INNER JOIN "ci_pipelines" "pipeline" ON "pipeline"."partition_id" IS NOT NULL
AND "pipeline"."id" = "p_ci_builds"."commit_id"
AND "pipeline"."partition_id" = "p_ci_builds"."partition_id"
WHERE
"p_ci_builds"."type" = 'Ci::Build'
AND "pipeline"."source" = 15
AND ("p_ci_builds"."status" IN ('preparing', 'pending', 'running', 'waiting_for_callback', 'waiting_for_resource', 'canceling', 'created'))
AND "p_ci_builds"."created_at" > '2024-07-15 15:07:29.351683'
AND "p_ci_builds"."updated_at" > '2024-07-15 15:07:29.351826'
LIMIT 100
https://postgres.ai/console/gitlab/gitlab-production-ci/sessions/29883/commands/92878
MR acceptance checklist
Please evaluate this MR against the MR acceptance checklist. It helps you analyze changes to reduce risks in quality, performance, reliability, security, and maintainability.
How to set up and validate locally
- Create a new group
- Create some projects using the script
user = User.first
namespace_id = Group.last.id
5.times do
project_params = {
namespace_id: namespace_id,
name: "Test-#{FFaker::Lorem.characters(15)}"
}
project = ::Projects::CreateService.new(user, project_params).execute
project.save!
project.repository.create_file(user, 'Gemfile.lock', '', branch_name: Gitlab::DefaultBranch.value,
message: 'Add Gemfile.lock file')
project.repository.create_file(user, 'test.rb', 'puts "hello world"', branch_name: Gitlab::DefaultBranch.value,
message: 'Add test.rb file')
5.times do
branch_name = "branch-#{FFaker::Lorem.characters(15)}"
::Branches::CreateService.new(project, user).execute(branch_name, project.default_branch)
end
end
- Go to the Group page
- Go to Secure > Policies
- Click in new policy
- Select Scan Execution Policy
- Change to the .yaml mode
- Copy the policy content below
type: scan_execution_policy
name: policy
description: ''
enabled: true
policy_scope:
projects:
excluding: []
rules:
- type: schedule
cadence: 0 0 * * *
timezone: Etc/UTC
branch_type: all
actions:
- scan: secret_detection
- scan: sast
- scan: sast_iac
- scan: container_scanning
- scan: dependency_scanning
-
Merge the policy
-
Enable the feature flags
Feature.enable(:scan_execution_pipeline_worker)
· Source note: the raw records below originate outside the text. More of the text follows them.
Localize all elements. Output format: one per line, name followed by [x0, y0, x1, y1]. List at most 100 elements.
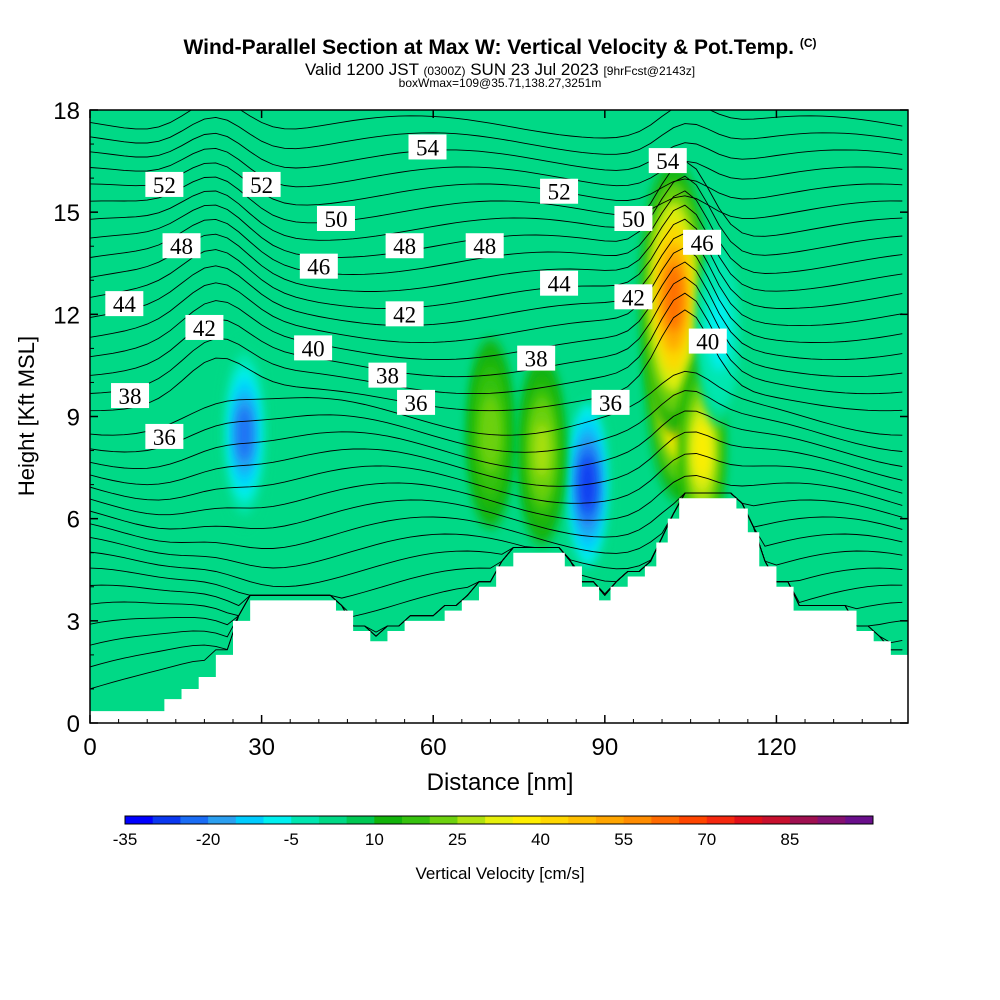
contour-label-box — [683, 229, 722, 255]
isentrope-line — [90, 147, 903, 188]
contour-label-box — [385, 233, 424, 259]
isentrope-line — [90, 116, 903, 155]
contour-label: 54 — [416, 135, 440, 160]
contour-label-box — [397, 389, 436, 415]
contour-label: 46 — [307, 255, 330, 280]
x-tick-label: 30 — [248, 734, 275, 761]
contour-label: 50 — [622, 207, 645, 232]
contour-label-box — [385, 301, 424, 327]
colorbar-swatch — [208, 816, 237, 824]
colorbar-swatch — [346, 816, 375, 824]
contour-label-box — [294, 335, 333, 361]
contour-label: 44 — [548, 272, 572, 297]
colorbar-swatch — [485, 816, 514, 824]
y-tick-label: 3 — [67, 609, 80, 636]
colorbar-swatch — [512, 816, 542, 824]
colorbar-swatch — [318, 816, 348, 824]
contour-label: 48 — [170, 234, 193, 259]
contour-label: 38 — [376, 364, 399, 389]
contour-label: 36 — [405, 391, 428, 416]
contour-label: 48 — [393, 234, 416, 259]
contour-label-box — [299, 253, 338, 279]
contour-label-box — [242, 171, 281, 197]
isentrope-line — [90, 204, 903, 292]
colorbar-swatch — [651, 816, 680, 824]
contour-label: 44 — [113, 292, 137, 317]
colorbar: -35 -20 -5 10 25 40 55 70 85 — [113, 815, 874, 849]
contour-label-box — [517, 345, 556, 371]
contour-label: 46 — [691, 231, 714, 256]
chart-valid-line: Valid 1200 JST (0300Z) SUN 23 Jul 2023 [… — [304, 60, 696, 79]
colorbar-tick-label: 55 — [614, 830, 633, 849]
colorbar-swatch — [263, 816, 292, 824]
contour-label-box — [105, 291, 144, 317]
contour-label: 38 — [119, 384, 142, 409]
x-axis-label: Distance [nm] — [427, 769, 574, 796]
contour-label: 52 — [153, 173, 176, 198]
x-tick-label: 120 — [756, 734, 796, 761]
colorbar-title: Vertical Velocity [cm/s] — [415, 864, 585, 883]
terrain-mask — [90, 498, 908, 723]
colorbar-swatch — [623, 816, 652, 824]
colorbar-tick-label: 10 — [365, 830, 384, 849]
contour-label: 36 — [153, 425, 176, 450]
contour-label-box — [614, 284, 653, 310]
colorbar-swatch — [762, 816, 791, 824]
contour-label-box — [408, 134, 447, 160]
contour-label: 52 — [250, 173, 273, 198]
isentrope-line — [90, 218, 903, 309]
isentrope-line — [90, 475, 903, 521]
x-axis: 0 30 60 90 120 — [83, 110, 892, 761]
contour-label: 38 — [525, 347, 548, 372]
colorbar-tick-label: -35 — [113, 830, 138, 849]
colorbar-swatch — [595, 816, 625, 824]
contour-label: 36 — [599, 391, 622, 416]
colorbar-swatch — [291, 816, 320, 824]
contour-label: 48 — [473, 234, 496, 259]
colorbar-swatch — [180, 816, 209, 824]
contour-label-box — [614, 205, 653, 231]
x-tick-label: 90 — [591, 734, 618, 761]
colorbar-swatch — [457, 816, 486, 824]
contour-label-box — [145, 171, 184, 197]
isentrope-line — [90, 132, 903, 171]
colorbar-tick-label: 85 — [780, 830, 799, 849]
contour-label: 54 — [656, 149, 680, 174]
contour-label-box — [368, 362, 407, 388]
isentrope-line — [90, 370, 903, 436]
colorbar-tick-label: -5 — [284, 830, 299, 849]
colorbar-swatch — [402, 816, 431, 824]
colorbar-tick-label: -20 — [196, 830, 221, 849]
isentrope-line — [90, 246, 903, 344]
contour-label-box — [316, 205, 355, 231]
y-tick-label: 12 — [53, 302, 80, 329]
isentrope-line — [90, 110, 903, 139]
colorbar-tick-label: 40 — [531, 830, 550, 849]
chart-box-line: boxWmax=109@35.71,138.27,3251m — [398, 76, 602, 90]
isentrope-line — [90, 232, 903, 327]
colorbar-tick-label: 25 — [448, 830, 467, 849]
isentrope-line — [90, 492, 903, 570]
contour-label: 40 — [302, 336, 325, 361]
contour-label: 50 — [324, 207, 347, 232]
colorbar-swatch — [374, 816, 403, 824]
colorbar-swatch — [540, 816, 569, 824]
colorbar-frame — [124, 815, 874, 825]
colorbar-swatch — [817, 816, 846, 824]
isentrope-line — [90, 162, 903, 206]
contour-label: 52 — [548, 180, 571, 205]
isentrope-line — [90, 453, 903, 504]
isentrope-line — [90, 390, 903, 453]
x-tick-label: 60 — [420, 734, 447, 761]
contour-label: 42 — [193, 316, 216, 341]
isentrope-line — [90, 410, 903, 470]
y-axis-label: Height [Kft MSL] — [14, 336, 39, 496]
contour-label-box — [540, 178, 579, 204]
contour-label-box — [688, 328, 727, 354]
contour-label-box — [540, 270, 579, 296]
colorbar-swatch — [568, 816, 597, 824]
w-feature-4 — [221, 338, 268, 529]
Feature.enable(:scan_execution_pipeline_concurrency_control)
- Go to the Admin Area
- Go to settings > CI/CD > Continuous Integration and Deployment
- Update the
Security policy scheduled scans maximum concurrencyvalue to 50 - Trigger the scheduled scans
Get the schedule id in rails console
rule_schedule_id = Security::OrchestrationPolicyRuleSchedule.last.id
Update the schedule next run_at to a time in the past using the gdk psql
UPDATE security_orchestration_policy_rule_schedules SET next_run_at = '2024-05-28 00:15:00+00' WHERE id = <rule_schedule_id>;
trigger the schedule in the rails console
Security::OrchestrationPolicyRuleScheduleNamespaceWorker.new.perform(rule_schedule_id)
- Verify in the rails console that number of active
::Ci::Buildjobs:
You can use the pause strategy query to check the number of active ::Ci::Build jobs:
while true
puts ::Ci::Build.with_pipeline_source_type('security_orchestration_policy')
.with_status(*::Ci::HasStatus::ALIVE_STATUSES)
.created_after(1.hour.ago)
.updated_after(1.hour.ago).count
sleep 3
end
It might take some time, but you should be able to see the ci jobs count stop to increase after the limit is reached.